Mary Beekman is a four-year-old ghost who resides in The Beekman Mansion, and considers Brent and Josh her “imaginary friends.” Follow Mary Beekman’s Diary each week to learn what it’s like to be a young child in early 19th century America.
It does not seem to matter if it is gray and snowy in the mornings or bright and full of sun. Mother is up and about and singing or humming. She likes to sing “Joy to the World” and “The First Noel” best of all. Without all the gardening and preserving to do, Mother has time to bake. She loves to bake the cakes and cookeys of Christmas. Sometimes I join in and sing with her. I like to sing. Even Josh and Brent know the words to those songs. I am the only one that hears them. Josh is very loud and Brent hums when he forgets the proper words.
Father was laughing at the table this morning when he was teasing Mother. He was reminding her of a piece in the Baltimore weekly magazine from December 20, 1800.

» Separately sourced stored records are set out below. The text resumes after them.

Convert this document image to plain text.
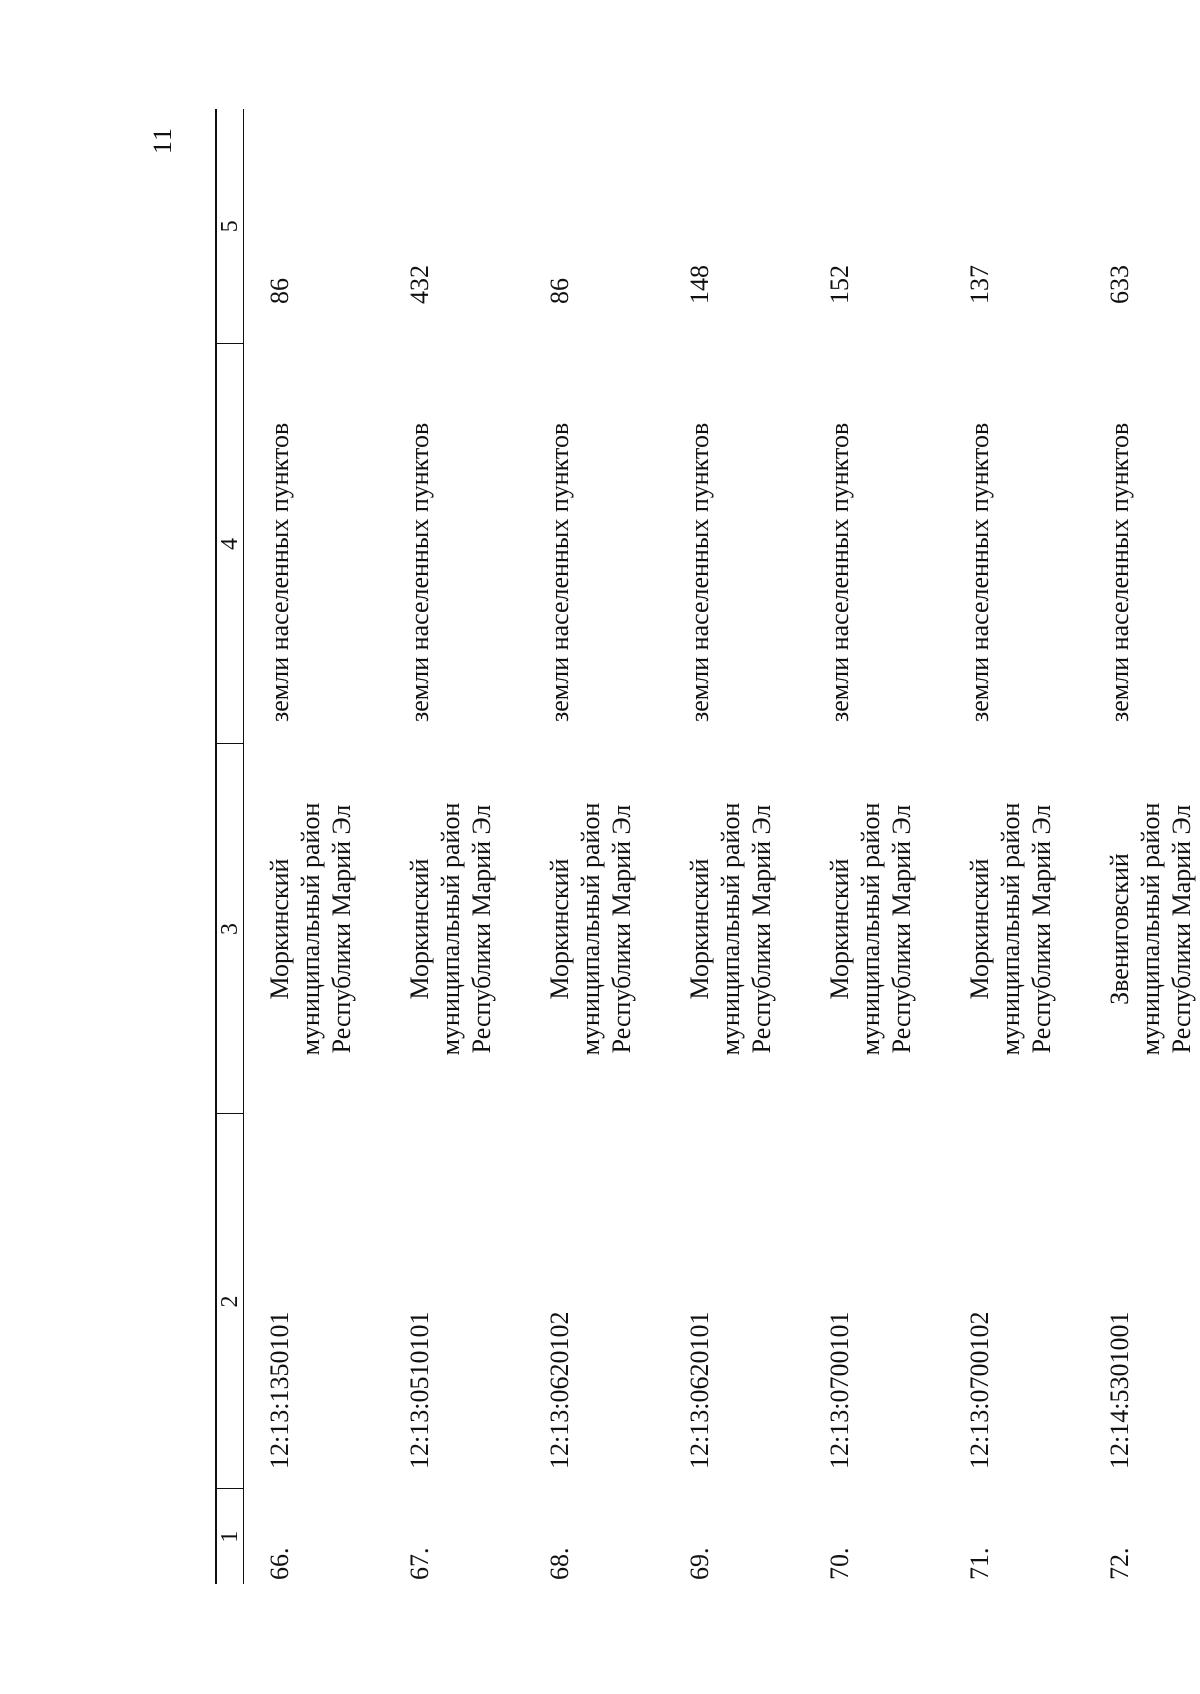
11
1	2	3	4	5
66.	12:13:1350101	Моркинский муниципальный район Республики Марий Эл	земли населенных пунктов	86
67.	12:13:0510101	Моркинский муниципальный район Республики Марий Эл	земли населенных пунктов	432
68.	12:13:0620102	Моркинский муниципальный район Республики Марий Эл	земли населенных пунктов	86
69.	12:13:0620101	Моркинский муниципальный район Республики Марий Эл	земли населенных пунктов	148
70.	12:13:0700101	Моркинский муниципальный район Республики Марий Эл	земли населенных пунктов	152
71.	12:13:0700102	Моркинский муниципальный район Республики Марий Эл	земли населенных пунктов	137
72.	12:14:5301001	Звениговский муниципальный район Республики Марий Эл	земли населенных пунктов	633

He pulled it from his pocket and read
“Get married, a wife is cheaper than a housekeeper, her industry will assist you many ways, and your children will soon share and lighten your labor.”*
Mother makes a ”tish, tish” sound and asks Father “if just anyone will do?” My older sister whispered to me that Father does this every year.
Then he reads:
Sinterklaas, good holy man!
Put your best robe on,
ride with it to Amsterdam,
from Amsterdam to Spain,
little apples of orange,
little apples from the trees
Sinterklaas shall come!
*Boydston, Jeanne. Home and Work: Housework, Wages, and the Ideology of Labor in the Early Republic.